Correlation is not causation – but…
Some commonalities among users include neurodiversity or mental health conditions, being raised in a disruptive, unstable or harmful environment, and experiencing social problems at school.
Rachel Kowert, director of research at Take This, a nonprofit that supports the mental health of game developers and players, told Wired in 2021 that “there’s this process of othering in some games, us versus them. All of these things do seem to make a cocktail that would be prime for people to recruit to extreme causes. But whether it does or not is a totally different question. Because nobody knows.”
There’s a long history of gaming platforms as a breeding ground for fringe groups to form and encourage each other, all too often into dangerous movements like incel culture.
AFP Assistant Commissioner Krissy Barrett said that “With more than 3.22 billion active gamers online around the world, these extremists are attempting to target a significant part of the global population to spread their views and propaganda.”
“These extremist groups and individuals are using these gaming and online platforms as a mode to transmit violent material and propaganda, across a range of extremist ideologies.”
Some recent games are little more than a “Trojan horse to promote their worldview, blurring the reality of young users with the aim to radicalize them,” said Barret.
Joint counter-terrorism teams comprising AFP, state and territory police, and Asio and the NSW Crime Commission are working to prevent and identify the extremist activity online.
Roblox community standards state that they “believe in building a safe, civil, and diverse community” and “for some behavior that violates these standards, such as behavior that poses a real-world risk to others, we reserve the right to contact or cooperate with the relevant authorities in order to keep everyone safe.”
Earlier this year a Roblox spokesperson told the New York Times: “We recognize that extremist groups are turning to a variety of tactics in an attempt to circumvent the rules on all platforms, and we are determined to stay one step ahead of them.”
Last year the company told Wired that it works “closely with the Middlebury Institute’s Center on Terrorism, Extremism, and Counter-terrorism (CTEC), a world leading counter-terrorism institute and other governments and NGOs across the world to help us prevent extremist activity on our platform”.
Australian Federal Police warn of Trojan horse games
In 2019, reenactments of the terrorist attack at Christchurch began taking place on Roblox. At the time, the Australian Federal Police said their concern was that “extremist groups are exploiting these platforms to target a very young group of Australia’s population, by creating content to share and encourage far-right/extremist ideologies and abhorrent violence against others.”

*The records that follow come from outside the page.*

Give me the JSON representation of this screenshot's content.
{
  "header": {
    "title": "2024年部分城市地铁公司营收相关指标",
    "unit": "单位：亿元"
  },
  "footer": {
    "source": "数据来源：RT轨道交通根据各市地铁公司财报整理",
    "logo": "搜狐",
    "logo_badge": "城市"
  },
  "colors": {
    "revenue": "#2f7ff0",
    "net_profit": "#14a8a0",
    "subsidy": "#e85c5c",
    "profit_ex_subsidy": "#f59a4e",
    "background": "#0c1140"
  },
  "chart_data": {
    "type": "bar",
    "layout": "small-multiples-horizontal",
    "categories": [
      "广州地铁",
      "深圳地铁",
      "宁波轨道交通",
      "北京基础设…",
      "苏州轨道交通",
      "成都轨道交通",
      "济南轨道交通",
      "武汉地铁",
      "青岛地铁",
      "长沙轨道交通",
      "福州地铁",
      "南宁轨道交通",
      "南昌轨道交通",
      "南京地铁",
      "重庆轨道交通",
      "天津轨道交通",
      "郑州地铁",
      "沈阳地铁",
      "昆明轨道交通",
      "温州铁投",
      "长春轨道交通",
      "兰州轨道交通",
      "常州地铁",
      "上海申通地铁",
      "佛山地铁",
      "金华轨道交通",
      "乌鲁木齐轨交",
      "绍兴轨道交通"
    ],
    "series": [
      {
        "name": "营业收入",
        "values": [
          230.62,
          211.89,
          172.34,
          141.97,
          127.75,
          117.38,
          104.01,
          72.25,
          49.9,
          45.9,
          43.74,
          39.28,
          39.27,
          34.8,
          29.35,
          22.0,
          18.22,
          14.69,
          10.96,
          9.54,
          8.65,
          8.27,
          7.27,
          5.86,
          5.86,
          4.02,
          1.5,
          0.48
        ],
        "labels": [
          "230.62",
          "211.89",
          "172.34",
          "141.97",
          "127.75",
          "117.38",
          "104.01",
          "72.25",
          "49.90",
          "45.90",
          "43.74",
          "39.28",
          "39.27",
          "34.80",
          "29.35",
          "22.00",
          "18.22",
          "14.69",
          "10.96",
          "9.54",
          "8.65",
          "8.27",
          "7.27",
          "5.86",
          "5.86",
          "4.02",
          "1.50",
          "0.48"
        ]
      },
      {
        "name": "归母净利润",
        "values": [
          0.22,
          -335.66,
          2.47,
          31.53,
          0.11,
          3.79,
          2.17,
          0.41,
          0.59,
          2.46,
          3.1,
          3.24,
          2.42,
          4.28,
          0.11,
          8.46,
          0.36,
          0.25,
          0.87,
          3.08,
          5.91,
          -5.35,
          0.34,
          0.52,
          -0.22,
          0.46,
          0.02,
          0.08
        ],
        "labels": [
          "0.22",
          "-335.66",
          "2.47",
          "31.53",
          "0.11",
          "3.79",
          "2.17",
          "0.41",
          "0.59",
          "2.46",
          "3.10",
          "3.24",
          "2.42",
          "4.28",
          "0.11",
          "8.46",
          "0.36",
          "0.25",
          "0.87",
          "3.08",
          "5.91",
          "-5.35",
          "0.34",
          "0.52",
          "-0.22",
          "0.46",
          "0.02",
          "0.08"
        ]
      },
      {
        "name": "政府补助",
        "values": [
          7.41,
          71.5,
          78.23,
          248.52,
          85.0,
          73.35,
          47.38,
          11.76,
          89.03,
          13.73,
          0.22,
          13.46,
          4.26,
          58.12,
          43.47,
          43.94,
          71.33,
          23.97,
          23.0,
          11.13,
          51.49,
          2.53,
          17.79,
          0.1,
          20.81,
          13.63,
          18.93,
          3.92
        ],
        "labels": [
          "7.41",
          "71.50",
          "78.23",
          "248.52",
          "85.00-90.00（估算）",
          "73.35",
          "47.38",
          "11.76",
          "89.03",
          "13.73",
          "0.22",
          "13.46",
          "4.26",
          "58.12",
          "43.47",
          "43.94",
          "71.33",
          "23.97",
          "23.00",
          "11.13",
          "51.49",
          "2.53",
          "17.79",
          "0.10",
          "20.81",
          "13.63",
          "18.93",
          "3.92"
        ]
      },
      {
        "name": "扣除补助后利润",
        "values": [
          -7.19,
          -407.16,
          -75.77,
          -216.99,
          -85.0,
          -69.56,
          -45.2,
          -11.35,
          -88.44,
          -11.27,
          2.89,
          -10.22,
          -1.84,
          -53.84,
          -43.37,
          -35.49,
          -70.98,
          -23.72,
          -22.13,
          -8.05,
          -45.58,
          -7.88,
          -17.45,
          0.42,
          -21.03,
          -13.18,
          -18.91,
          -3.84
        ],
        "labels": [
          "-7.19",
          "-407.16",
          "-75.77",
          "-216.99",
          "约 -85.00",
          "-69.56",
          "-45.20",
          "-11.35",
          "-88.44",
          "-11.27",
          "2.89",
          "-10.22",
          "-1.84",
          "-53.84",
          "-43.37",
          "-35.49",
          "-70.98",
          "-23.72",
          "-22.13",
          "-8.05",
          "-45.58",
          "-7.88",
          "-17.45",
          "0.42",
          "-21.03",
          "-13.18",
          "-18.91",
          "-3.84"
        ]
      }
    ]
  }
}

More recently, arguably showing that politicizing online can be good, users joined virtual rallies in support of Palestine – but, as in reality, some pro-Israel counteractions cropped up. Some players violently (but virtually) attacked others with opposing views.
“While our Community Standards allow for expressions of solidarity, we do not allow for content that endorses or condones violence, promotes terrorism or hatred against individuals or groups, or calls for supporting a specific political party,” a Roblox spokesperson told CNBC.
In reality, the internet isn’t what makes young people interact with adults who have bad intentions – yes, it’s an enabler, but an older sibling’s friend could have as much sway in a child’s life.
What’s unique about the gaming community is that it’s a great equalizer, something especially attractive to people who feel somehow disadvantaged. When it provides community for a teen plagued with hormonal anxiety, that’s not a bad thing. But when it feeds emotionally vulnerable or especially receptive young audiences with an idology, that equalization can become a normalizing factor, whether the message is positive, progressive and self-caring, or politically regressive, racist, or violent.